Using a table, the standard reduction potential of a half-reaction can be found. The standard reduction potentials are calculated relativistic to each other such that this reduction half-reaction has a standard reduction potential of zero volts:
$$2H^{+} + 2e^{-} \rightarrow H_2$$
The standard reduction potential is the amount of a voltage a reduction half-reaction is expected to contribute to a galvanic cell. The notation used for it is \(E^0_{red}\). However, a galvanic cell will have an oxidation half-reduction as well, so how do you calculate the voltage of the entire galvanic cell? There is a simple formula to find the total voltage, where \(E^{0}\) is the total expected voltage, and \(E^{0}_{ox}\) is the standard oxidation potential of the anode half-reaction (where oxidation occurs):
$$E^{0} = E^0_{red} + E^0_{ox}$$
This formula will give you the voltage of the cell given both standard potentials, but since it is an equation, it can be used to solve either of the other variables.
Determining the standard oxidation potential of a half-reaction requires the standard reduction potential table. Here is the general process for finding the standard oxidation potential of an oxidation half-reaction:
Reverse the half-reaction.
Look up the standard reduction potential for this reduction half-reaction.
Change the sign of the standard reduction potential to get the standard oxidation potential of the original half-reaction.
This works because the reduction and oxidation half-reactions are exact opposites and have the exact opposite requirements to occur. If one half-reaction produces electricity, then the other one requires the same amount of electricity to occur.
Let’s see this process in use with an example.

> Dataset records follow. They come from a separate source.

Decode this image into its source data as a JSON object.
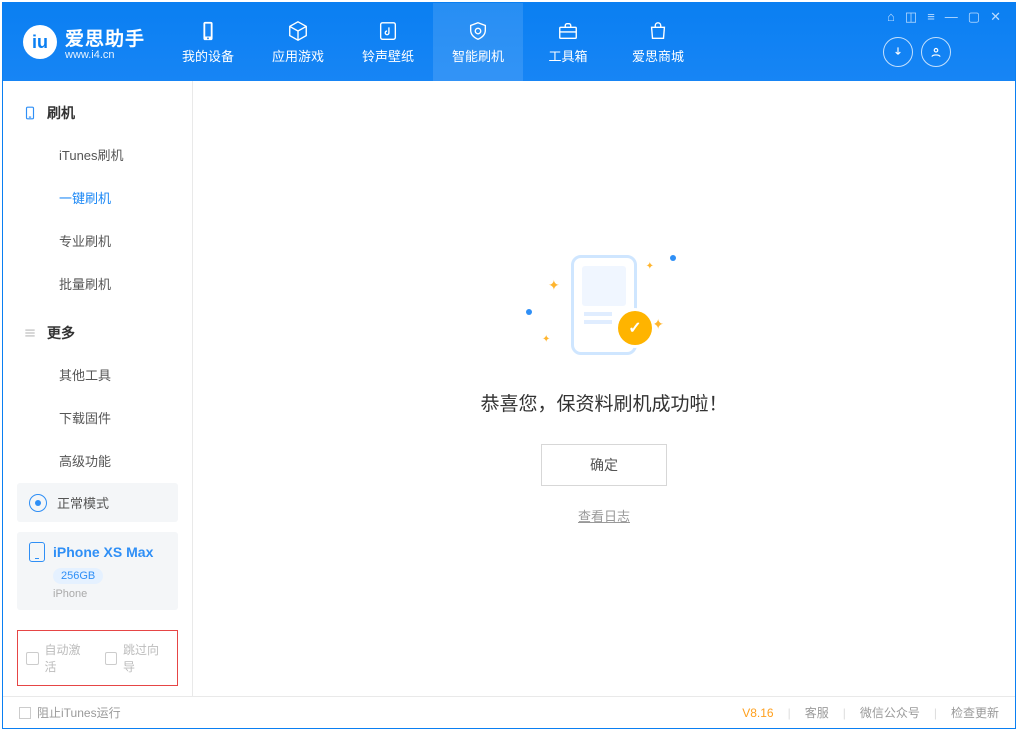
{
  "app": {
    "name": "爱思助手",
    "url": "www.i4.cn"
  },
  "nav": {
    "items": [
      {
        "label": "我的设备"
      },
      {
        "label": "应用游戏"
      },
      {
        "label": "铃声壁纸"
      },
      {
        "label": "智能刷机"
      },
      {
        "label": "工具箱"
      },
      {
        "label": "爱思商城"
      }
    ]
  },
  "sidebar": {
    "group1": {
      "title": "刷机",
      "items": [
        {
          "label": "iTunes刷机"
        },
        {
          "label": "一键刷机"
        },
        {
          "label": "专业刷机"
        },
        {
          "label": "批量刷机"
        }
      ]
    },
    "group2": {
      "title": "更多",
      "items": [
        {
          "label": "其他工具"
        },
        {
          "label": "下载固件"
        },
        {
          "label": "高级功能"
        }
      ]
    },
    "mode": "正常模式",
    "device": {
      "name": "iPhone XS Max",
      "capacity": "256GB",
      "type": "iPhone"
    },
    "checks": {
      "auto_activate": "自动激活",
      "skip_guide": "跳过向导"
    }
  },
  "main": {
    "message": "恭喜您，保资料刷机成功啦！",
    "ok": "确定",
    "log_link": "查看日志"
  },
  "footer": {
    "block_itunes": "阻止iTunes运行",
    "version": "V8.16",
    "links": {
      "support": "客服",
      "wechat": "微信公众号",
      "update": "检查更新"
    }
  }
}
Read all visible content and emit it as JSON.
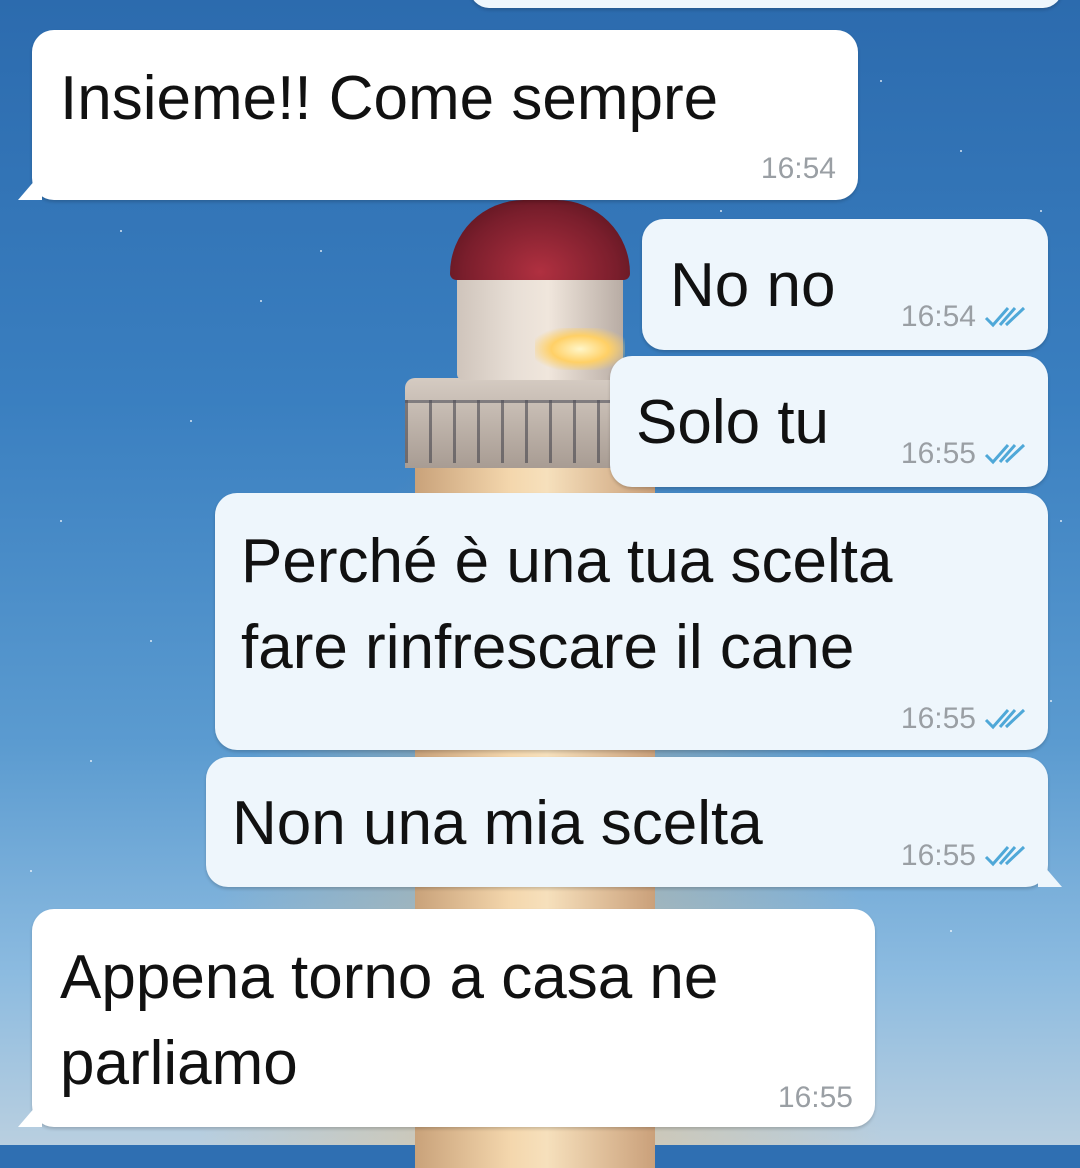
{
  "colors": {
    "incoming_bubble": "#ffffff",
    "outgoing_bubble": "#eef6fc",
    "timestamp": "#9a9fa4",
    "read_ticks": "#4fa8d8"
  },
  "messages": [
    {
      "direction": "incoming",
      "lines": [
        "Insieme!! Come sempre"
      ],
      "time": "16:54"
    },
    {
      "direction": "outgoing",
      "lines": [
        "No no"
      ],
      "time": "16:54",
      "status_icon": "double-check-read-icon"
    },
    {
      "direction": "outgoing",
      "lines": [
        "Solo tu"
      ],
      "time": "16:55",
      "status_icon": "double-check-read-icon"
    },
    {
      "direction": "outgoing",
      "lines": [
        "Perché è una tua scelta",
        "fare rinfrescare il cane"
      ],
      "time": "16:55",
      "status_icon": "double-check-read-icon"
    },
    {
      "direction": "outgoing",
      "lines": [
        "Non una mia scelta"
      ],
      "time": "16:55",
      "status_icon": "double-check-read-icon"
    },
    {
      "direction": "incoming",
      "lines": [
        "Appena torno a casa ne",
        "parliamo"
      ],
      "time": "16:55"
    }
  ]
}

Example 1: What is the standard oxidation potential for the half-reaction
$$V \rightarrow V^{2+} + 2e^{-}$$
Solution: Reverse the half-reaction to make a reduction half-reaction:
$$V^{2+} + 2e^{-} \rightarrow V$$
Now look up the standard reduction potential in the table. It is \(-1.19 \; V\). Finally, changing the sign to get the standard oxidation potential of the original half-reaction to get \(1.19 \; V\).
Here is one more similar example.
Example 2: Find the standard oxidation potential of the reaction
$$Li \rightarrow Li^{+} + e^{-}$$
Solution: We need the standard reduction potential of the opposite reaction:
$$Li^{+} + e^{-} \rightarrow Li$$
Looking it up in a table gives a voltage of \(-3.05 \; V\). Therefore the voltage of the original reaction is the opposite value, \(3.05 \; V\).
Now that we have become comfortable with finding the standard reduction potentials for oxidation half-reactions, we can find the total voltage of a galvanic cell using the aforementioned formula
$$E^{0} = E^0_{red} – E^0_{ox}$$
Example 3: A galvanic cell has a cathode half-reaction of
$$Br_2 + 2e^{-} \rightarrow 2Br^{-}$$
and an anode half-reaction of
$$Mg \rightarrow Mg^{2+} + 2e^{-}$$
Find the overall potential voltage of the cell.
Solution: The standard reduction potential of the bromine cathode is, according to a table, \(1.09 \; V\), and the standard reduction potential of the magnesium anode is \(-2.36 \; V\). Therefore, the standard oxidation potential of the anode is \(2.36 \; V\), and we can get the total voltage:
$$1.09 + 2.36 = 3.45 \; V$$
Let's do one more example.
Example 4: The overall reaction for a galvanic cell is
$$Fe^{3+} + 3K \rightarrow 3K^{+} + Fe$$
Find the total potential voltage for this galvanic cell.
Solution: We can tell by the full reaction that the half-reactions are
$$Fe^{3+} + 3e^{-} \rightarrow Fe$$ $$K \rightarrow K^{+} + e^{-}$$
In particular, the cathode reaction is the one involving iron, and the anode reaction is the one involving potassium. The standard reduction potential of the cathode reaction is \(-0.04 \; V\), and the standard reduction potential of the anode is \(-2.93 \; V\), so we can find the total potential:
$$-0.04 - (-2.93) = -0.04 + 2.93 = 2.89 \; V$$
Being able to use a standard reduction table is very important for calculating the potential voltage of an entire cell. The concept of oxidation and reduction half-reactions being opposites of each other is also important for understanding the formulas presented in this article, as well as basic terminology of electrochemistry such as cathode and anode.